The Availability Heuristic: Salience Over Importance
The availability heuristic refers to the tendency to judge the significance of information based on how easily it comes to mind. In sport, this bias explains why:
athletes often prioritise highly visible modalities (compression boots, ice baths)
recovery strategies that feel tangible are overrated relative to sleep or nutrition
Irregular intense efforts overshadow consistent submaximal effort
rare but dramatic performance moments distort self-perception
novel interventions are pursued more eagerly than proven fundamentals
Athletes, like all humans, overvalue what is vivid and undervalue what is systemic. Sleep is the clearest example where its invisibility makes it cognitively distant despite its overwhelming scientific importance (Fullagar et al., 2015).
From a systems perspective, the availability heuristic creates skewed attractors where athletes orient toward salient (most noticeable) interventions rather than effective ones. Behavioural design therefore seeks to make important behaviours visible.
Examples:
sleep dashboards displayed to athletes
nutritional targets presented in simple, daily indicators
visible progress markers for aerobic conditioning
“behaviour leaderboards” focusing on input metrics
Visibility becomes a constraint and an attractor for System-1 behaviour.

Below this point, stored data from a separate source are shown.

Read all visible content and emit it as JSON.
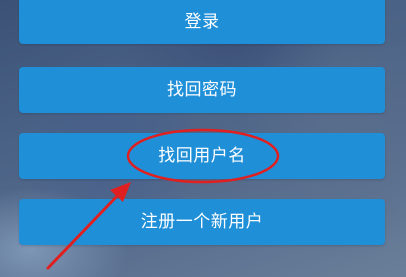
{
  "buttons": {
    "login": "登录",
    "recover_password": "找回密码",
    "recover_username": "找回用户名",
    "register": "注册一个新用户"
  },
  "annotation": {
    "color": "#e02020"
  },
  "colors": {
    "button_bg": "#1f8fd8",
    "button_text": "#ffffff"
  }
}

Default Bias: The Power of the Path of Least Resistance
Default bias refers to the human tendency to adopt the option that requires the least effort or energy. In high-performance environments, this bias is magnified by the constant presence of fatigue.
Athletes typically:
take the shortest route out of the facility
choose foods placed closest to them
engage in minimal recovery unless prompted
rely on habitual lifting patterns
adopt the routines of their immediate social group
What appears as “laziness” is in fact a predictable cognitive tendency interacting with the athlete’s energetic state. Remarkably, numerous field and laboratory studies show that altering defaults yields profound behavioural changes across diverse populations (Johnson & Goldstein, 2003). In sport, this principle is perhaps the most powerful behavioural design tool available.
Examples:
placing recovery equipment on the exit path
making healthier foods the default buffet options
structuring training groups to foster desired lifting intent
using pre-set gym loads as the default rather than optional
automating post-training nutrition distribution
Behaviour becomes the default rather than the exception.
Biases as Systemic Properties, Not Athlete Weaknesses
The key argument of this chapter is that these biases are not individual deficiencies. They are systematic tendencies of human cognition that become amplified in high-performance contexts due to fatigue, emotional stress, workload, and environmental complexity.
From a complex systems perspective:
biases act as constraints
constraints shape behavioural emergence
behavioural emergence shapes adaptation
Thus, the goal is not to eliminate bias (which is an impossible task) but to design preparation environments that anticipate and neutralise their effects.
Conclusion
Cognitive biases systematically shape athlete behaviour, often in ways that directly undermine long-term performance goals. Yet these biases are neither arbitrary nor immutable. Their influence can be altered by strategically manipulating constraints, redesigning choice environments, and structuring behavioural cues in alignment with how humans actually make decisions.
By integrating Kahneman and Tversky’s work on judgement and decision-making with behavioural design frameworks such as Wendel’s, practitioners can construct preparation environments that channel natural cognitive tendencies toward desirable behaviours rather than away from them. This marks a change from athlete-centred blame to system-centred design, and it is foundational to Applied Behavioural Sports Science.